Lustrations dans presque tous les cultes ; Ablutions juives ; Baptême des prosélytes ; Baptême de Jean. — Le baptême chrétien cérémonie d’initiation et symbole de régénération. — Baptême d’« eau » et baptême d’« Esprit ». — Rapport avec la circoncision. — Est-il une institution perpétuelle ? Les Sociniens et les Quakers l’ont nié ou mis en question.

Les lustrations existaient dans presque tous les anciens cultes et formaient une des cérémonies d’initiation à la plupart des mystères, la purification extérieure étant un emblème naturel de la purification intérieure exigée par la Divinité et promise par les néophytes. La loi mosaïque prescrivait des ablutions nombreuses (Exode 19.10,14 ; 29.4 ; Lévitique 15.5-6 ; Nombres 31.23-24 ; 2 Rois.5.14 ; Jean 2.6). Les grâces évangéliques sont souvent annoncées sous l’image d’eaux pures et vivifiantes (Ézéchiel 36.25 ; Ésaïe 44.3 ; Zacharie 13.1 ; Jean 7.37-38). Déjà avant le Christianisme, le baptême était usité chez les Juifs. Ils baptisaient leurs prosélytes, comme les Esséniens leurs disciples.

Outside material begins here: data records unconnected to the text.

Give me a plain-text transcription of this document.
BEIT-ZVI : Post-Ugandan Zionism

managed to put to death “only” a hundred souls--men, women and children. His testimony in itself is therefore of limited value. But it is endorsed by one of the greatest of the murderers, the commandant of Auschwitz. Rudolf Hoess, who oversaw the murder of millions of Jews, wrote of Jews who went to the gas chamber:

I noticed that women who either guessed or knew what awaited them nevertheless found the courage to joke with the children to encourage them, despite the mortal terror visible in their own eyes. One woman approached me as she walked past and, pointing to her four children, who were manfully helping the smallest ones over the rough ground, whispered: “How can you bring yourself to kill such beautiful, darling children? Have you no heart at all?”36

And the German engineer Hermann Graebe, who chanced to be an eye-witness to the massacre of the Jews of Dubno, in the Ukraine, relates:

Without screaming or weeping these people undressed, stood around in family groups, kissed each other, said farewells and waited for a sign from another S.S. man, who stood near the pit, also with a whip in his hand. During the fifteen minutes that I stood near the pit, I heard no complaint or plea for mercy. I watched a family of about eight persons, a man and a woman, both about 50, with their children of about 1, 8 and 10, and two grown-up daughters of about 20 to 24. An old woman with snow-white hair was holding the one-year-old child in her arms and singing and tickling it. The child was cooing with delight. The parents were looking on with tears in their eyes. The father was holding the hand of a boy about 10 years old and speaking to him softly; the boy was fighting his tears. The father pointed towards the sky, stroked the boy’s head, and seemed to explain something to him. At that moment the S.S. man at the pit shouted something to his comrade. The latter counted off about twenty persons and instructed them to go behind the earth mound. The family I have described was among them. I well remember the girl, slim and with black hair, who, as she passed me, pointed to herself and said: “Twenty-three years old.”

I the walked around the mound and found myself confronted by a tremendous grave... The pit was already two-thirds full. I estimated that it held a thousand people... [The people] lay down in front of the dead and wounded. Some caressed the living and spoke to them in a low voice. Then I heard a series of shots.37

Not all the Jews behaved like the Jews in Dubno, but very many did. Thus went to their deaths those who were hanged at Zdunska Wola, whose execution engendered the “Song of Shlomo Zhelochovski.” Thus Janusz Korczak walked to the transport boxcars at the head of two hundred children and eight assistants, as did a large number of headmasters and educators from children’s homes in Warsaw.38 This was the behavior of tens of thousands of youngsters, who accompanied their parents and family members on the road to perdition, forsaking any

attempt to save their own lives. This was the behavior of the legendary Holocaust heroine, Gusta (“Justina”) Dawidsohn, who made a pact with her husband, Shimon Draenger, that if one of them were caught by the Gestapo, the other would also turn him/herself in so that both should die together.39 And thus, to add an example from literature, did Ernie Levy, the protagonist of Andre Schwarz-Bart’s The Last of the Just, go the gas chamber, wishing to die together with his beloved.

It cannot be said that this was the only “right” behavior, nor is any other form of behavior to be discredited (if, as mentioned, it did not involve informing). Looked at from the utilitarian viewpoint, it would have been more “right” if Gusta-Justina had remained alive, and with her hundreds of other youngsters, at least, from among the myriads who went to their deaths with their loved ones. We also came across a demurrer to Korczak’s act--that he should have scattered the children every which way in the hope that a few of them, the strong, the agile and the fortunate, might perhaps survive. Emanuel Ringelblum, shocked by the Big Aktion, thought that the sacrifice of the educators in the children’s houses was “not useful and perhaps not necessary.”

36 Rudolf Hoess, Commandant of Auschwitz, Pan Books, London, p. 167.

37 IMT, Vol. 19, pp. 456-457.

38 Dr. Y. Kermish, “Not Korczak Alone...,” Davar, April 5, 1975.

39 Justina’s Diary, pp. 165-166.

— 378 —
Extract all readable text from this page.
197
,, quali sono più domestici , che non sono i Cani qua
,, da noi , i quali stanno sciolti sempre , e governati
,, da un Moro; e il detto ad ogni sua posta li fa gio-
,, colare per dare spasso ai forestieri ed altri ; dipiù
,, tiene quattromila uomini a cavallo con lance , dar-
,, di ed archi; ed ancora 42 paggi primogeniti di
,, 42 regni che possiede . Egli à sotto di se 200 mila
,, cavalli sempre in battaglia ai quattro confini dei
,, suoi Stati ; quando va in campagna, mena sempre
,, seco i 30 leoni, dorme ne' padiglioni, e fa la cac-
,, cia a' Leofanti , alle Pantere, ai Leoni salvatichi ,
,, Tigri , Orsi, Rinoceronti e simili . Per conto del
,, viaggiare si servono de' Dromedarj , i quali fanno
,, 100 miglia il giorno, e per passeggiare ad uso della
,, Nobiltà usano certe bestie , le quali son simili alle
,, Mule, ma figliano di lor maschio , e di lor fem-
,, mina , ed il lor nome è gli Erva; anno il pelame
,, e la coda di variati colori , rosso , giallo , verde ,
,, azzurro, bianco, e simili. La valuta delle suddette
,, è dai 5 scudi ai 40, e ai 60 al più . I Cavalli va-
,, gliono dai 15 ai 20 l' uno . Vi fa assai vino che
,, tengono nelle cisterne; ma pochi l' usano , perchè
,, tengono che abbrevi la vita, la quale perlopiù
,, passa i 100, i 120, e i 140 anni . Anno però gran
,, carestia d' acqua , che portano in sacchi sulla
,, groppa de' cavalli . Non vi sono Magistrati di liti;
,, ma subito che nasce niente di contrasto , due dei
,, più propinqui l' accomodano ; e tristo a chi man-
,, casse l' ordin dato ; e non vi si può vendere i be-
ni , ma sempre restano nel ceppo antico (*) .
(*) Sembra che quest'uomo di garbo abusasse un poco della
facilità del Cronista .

Jean baptisait, de la part de Dieu, (Jean 1.33 ; Matthieu 3.14 ; 21.25 ; Marc 11.29 ; Luc 7.29) ceux qui venaient à lui pour les prédisposer au Royaume des Cieux, dont il annonçait l’approche (Actes 19.4). Jésus se présenta lui-même au baptême de Jean (Matthieu 3.13-17 ; etc.), et il le remplaça ensuite par le baptême chrétien.

On ne connaît pas l’époque précise où il l’institua, mais tout indique qu’il le fit dès les premiers temps de son ministère (Jean 3.26 ; 4.1) ; et il en donna ou renouvela le précepte avant de monter au Ciel (Marc 16.16). (Il n’est pas dit que les apôtres, à l’exception de saint Paul, aient été baptisés).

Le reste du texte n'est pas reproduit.